Нина Афанасьевна никогда не комплексовала, что ее недооценивают. Главную роль, Вассу Железнову, она сыграла только к своему 60-летию. Театральная публика Нину Афанасьевну любила, но только с фильма Шукшина «Живет такой парень» началась ее всесоюзная слава.
Нина Афанасьевна вообще смолоду играла в основном эпизоды, соседок, подружек, теток. Она пыталась, как все, бегать на пробы. Где-то вначале мелькнула в кино, почти в массовке. А Алексей Дмитриевич Попов ей сказал: «Ниночка, никуда не бегай, ничего не ищи, твое время придет, становись настоящей актрисой». Он для нее был абсолютным авторитетом.
И что невероятно, Сазонова совершенно не злилась на судьбу. А потом, когда ей уже, считай, было к пятидесяти, ее пригласил Василий Макарович Шукшин на тетку Анисью. Он особо ее не знал, говорит:
— Да нет, вы слишком молодая, мне нужна тетка, у которой уже все позади.
А она ему стала доказывать:
— Надо, чтобы она хотела замуж, чтобы в ней все играло. Недаром тетка Анисья говорит: «В огороде все так и прет, так и прет...»
А потом в фильме появился момент, когда тетка Анисья сидит за швейной машинкой и поет. Это ее придумка. Она тоже сказала Василию Макаровичу: «Я много наблюдала в детстве, по вечерам в Кимрах женщины сидели, крутили колесо машинки и пели обязательно в такт этой швейной машинке».
После премьеры фильма Василию Макаровичу писали: «Где вы нашли такую тетку Анисью? Если это актриса, то почему она такая деревенская? А если это деревенская баба, кто ее научил так играть?»
— А Нина Афанасьевна была из народа?
— Она рассказывала о своем житье-бытье в Кимрах, о семейных устоях. Например, как они в семье постились. «Спускались в погреб, а там в бочках квашеная капустка, маслята, огурчики, листьями хрена прикрытые, картошка синеглазка лежит, лук золотистый по стенкам висит». У меня от ее рассказов тут же слюнки начинали течь.
Семья ее была зажиточной, и эта хозяйская жилка в Нине Афанасьевне чувствовалась: она знала толк в украшениях, в бриллиантах, обувь шила только на заказ, и при этом была женщиной практичной, старалась, чтобы ее дом был полной чашей, чтобы ее единственный сыночек ни в чем не нуждался. Мы много гастролировали за границей, она повсюду покупала красивые безделушки, посуду, сувениры.

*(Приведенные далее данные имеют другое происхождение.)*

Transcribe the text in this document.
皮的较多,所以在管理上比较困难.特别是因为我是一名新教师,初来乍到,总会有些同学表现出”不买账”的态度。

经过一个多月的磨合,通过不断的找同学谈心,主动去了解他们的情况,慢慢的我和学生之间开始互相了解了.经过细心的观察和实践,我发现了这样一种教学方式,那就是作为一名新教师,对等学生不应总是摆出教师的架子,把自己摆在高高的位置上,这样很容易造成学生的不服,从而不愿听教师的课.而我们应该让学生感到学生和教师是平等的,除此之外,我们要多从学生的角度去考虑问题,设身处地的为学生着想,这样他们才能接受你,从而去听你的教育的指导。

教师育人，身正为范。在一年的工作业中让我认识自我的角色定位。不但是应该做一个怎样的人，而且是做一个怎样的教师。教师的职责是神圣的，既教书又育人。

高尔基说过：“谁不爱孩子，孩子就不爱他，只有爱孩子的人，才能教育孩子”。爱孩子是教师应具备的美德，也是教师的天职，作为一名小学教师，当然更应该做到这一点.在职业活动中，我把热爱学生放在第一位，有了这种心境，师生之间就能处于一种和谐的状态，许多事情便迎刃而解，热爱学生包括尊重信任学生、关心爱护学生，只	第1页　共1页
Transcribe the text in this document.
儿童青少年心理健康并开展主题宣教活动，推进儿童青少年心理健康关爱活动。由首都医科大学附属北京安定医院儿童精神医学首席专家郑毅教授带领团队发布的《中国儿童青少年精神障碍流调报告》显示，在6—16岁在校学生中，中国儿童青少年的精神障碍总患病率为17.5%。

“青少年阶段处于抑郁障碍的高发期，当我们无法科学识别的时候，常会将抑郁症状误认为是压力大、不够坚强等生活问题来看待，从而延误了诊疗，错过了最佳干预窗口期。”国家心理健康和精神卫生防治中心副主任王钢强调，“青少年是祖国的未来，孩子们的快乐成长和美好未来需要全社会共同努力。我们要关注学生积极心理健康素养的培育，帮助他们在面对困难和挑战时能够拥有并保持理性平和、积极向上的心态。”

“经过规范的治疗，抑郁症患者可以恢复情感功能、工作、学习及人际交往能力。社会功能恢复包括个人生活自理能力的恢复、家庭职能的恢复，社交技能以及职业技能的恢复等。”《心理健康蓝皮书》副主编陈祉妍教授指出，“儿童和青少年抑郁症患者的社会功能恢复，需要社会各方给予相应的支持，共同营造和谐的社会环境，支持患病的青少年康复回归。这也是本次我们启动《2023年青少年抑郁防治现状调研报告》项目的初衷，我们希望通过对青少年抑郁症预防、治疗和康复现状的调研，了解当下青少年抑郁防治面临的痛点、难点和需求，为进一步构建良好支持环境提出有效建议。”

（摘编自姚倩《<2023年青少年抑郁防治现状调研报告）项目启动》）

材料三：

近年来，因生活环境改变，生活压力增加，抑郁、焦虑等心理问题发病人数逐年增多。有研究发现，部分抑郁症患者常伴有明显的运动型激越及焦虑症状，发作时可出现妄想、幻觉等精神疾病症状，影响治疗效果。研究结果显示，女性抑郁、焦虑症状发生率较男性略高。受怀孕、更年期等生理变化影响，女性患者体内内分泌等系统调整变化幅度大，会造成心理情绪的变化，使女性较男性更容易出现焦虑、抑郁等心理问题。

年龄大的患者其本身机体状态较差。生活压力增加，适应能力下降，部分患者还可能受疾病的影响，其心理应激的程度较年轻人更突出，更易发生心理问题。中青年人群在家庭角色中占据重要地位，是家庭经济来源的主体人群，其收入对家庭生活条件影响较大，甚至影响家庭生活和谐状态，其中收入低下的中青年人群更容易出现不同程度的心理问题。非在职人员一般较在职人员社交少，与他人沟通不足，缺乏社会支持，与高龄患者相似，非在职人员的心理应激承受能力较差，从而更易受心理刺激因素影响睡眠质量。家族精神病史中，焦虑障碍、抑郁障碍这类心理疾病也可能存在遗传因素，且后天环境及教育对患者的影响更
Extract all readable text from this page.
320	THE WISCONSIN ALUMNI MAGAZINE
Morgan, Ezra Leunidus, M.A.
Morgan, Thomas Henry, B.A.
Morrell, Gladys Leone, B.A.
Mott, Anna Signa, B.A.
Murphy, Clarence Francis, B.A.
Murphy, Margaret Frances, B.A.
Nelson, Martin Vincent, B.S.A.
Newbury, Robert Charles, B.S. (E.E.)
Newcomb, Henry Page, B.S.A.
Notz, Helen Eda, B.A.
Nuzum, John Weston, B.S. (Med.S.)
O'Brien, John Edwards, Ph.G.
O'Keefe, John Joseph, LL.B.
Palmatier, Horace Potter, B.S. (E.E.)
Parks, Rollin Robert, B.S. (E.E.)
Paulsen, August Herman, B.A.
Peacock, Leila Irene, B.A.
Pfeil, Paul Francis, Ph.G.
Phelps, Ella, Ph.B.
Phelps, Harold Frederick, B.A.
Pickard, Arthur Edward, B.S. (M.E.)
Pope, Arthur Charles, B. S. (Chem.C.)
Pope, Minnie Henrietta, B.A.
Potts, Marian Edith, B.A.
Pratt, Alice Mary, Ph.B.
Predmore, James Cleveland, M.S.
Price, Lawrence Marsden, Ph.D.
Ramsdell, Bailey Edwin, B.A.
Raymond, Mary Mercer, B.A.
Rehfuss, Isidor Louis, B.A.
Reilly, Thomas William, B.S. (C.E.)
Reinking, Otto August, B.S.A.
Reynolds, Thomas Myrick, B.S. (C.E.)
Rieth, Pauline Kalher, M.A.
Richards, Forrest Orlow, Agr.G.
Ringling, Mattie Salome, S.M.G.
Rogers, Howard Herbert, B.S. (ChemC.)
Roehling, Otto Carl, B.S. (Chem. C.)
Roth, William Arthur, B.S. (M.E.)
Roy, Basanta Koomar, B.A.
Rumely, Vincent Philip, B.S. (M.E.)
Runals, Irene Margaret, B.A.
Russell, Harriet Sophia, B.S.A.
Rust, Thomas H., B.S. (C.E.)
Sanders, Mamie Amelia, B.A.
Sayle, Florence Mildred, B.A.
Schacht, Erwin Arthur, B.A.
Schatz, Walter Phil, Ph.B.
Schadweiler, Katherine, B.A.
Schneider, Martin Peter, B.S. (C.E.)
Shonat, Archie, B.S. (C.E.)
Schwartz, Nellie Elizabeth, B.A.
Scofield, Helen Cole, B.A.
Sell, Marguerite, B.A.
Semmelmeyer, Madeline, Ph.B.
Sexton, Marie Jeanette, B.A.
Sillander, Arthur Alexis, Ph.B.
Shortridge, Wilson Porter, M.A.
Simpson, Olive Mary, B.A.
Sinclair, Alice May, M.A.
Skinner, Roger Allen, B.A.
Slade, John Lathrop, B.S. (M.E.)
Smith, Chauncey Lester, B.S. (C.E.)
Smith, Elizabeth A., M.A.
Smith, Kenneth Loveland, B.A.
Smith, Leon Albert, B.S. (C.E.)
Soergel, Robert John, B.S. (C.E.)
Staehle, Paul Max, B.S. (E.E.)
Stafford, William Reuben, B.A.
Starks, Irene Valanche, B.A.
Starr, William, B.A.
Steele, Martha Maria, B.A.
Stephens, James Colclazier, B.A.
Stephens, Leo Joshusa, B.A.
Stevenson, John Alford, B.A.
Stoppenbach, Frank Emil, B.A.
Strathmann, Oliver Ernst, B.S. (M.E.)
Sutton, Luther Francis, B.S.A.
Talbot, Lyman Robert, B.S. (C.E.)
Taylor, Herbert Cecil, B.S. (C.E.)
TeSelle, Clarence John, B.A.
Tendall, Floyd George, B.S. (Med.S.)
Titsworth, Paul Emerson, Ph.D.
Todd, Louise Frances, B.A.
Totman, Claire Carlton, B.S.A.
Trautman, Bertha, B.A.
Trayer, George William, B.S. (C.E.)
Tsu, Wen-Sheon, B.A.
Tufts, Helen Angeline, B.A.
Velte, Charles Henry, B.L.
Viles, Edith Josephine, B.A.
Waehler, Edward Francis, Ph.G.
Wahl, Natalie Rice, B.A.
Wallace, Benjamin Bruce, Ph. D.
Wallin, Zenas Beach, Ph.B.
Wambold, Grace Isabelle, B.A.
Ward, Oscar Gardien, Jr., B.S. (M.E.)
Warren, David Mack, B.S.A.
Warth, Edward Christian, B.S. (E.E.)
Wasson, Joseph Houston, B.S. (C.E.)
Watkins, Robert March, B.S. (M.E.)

Сазонова окончила студию при театре, в театре и осталась. Она была дочерью театра, за его пределы вообще никуда не выходила. Когда началась война, Алексей Дмитриевич Попов с ней 22 июня выступал на Белорусском вокзале. Они пели, провожая наших первых солдат на фронт. И она еще сомневалась:
— Что же мы в красных сарафанах поем какие-то частушки, а тут люди идут на войну, нужны ли им сейчас наши песни?
А Попов сказал:
— Да, нужны, именно веселые, жизнерадостные, чтобы они знали, что защищают, какую страну, чтобы они как можно больше хорошего имели в душе и шли к победе.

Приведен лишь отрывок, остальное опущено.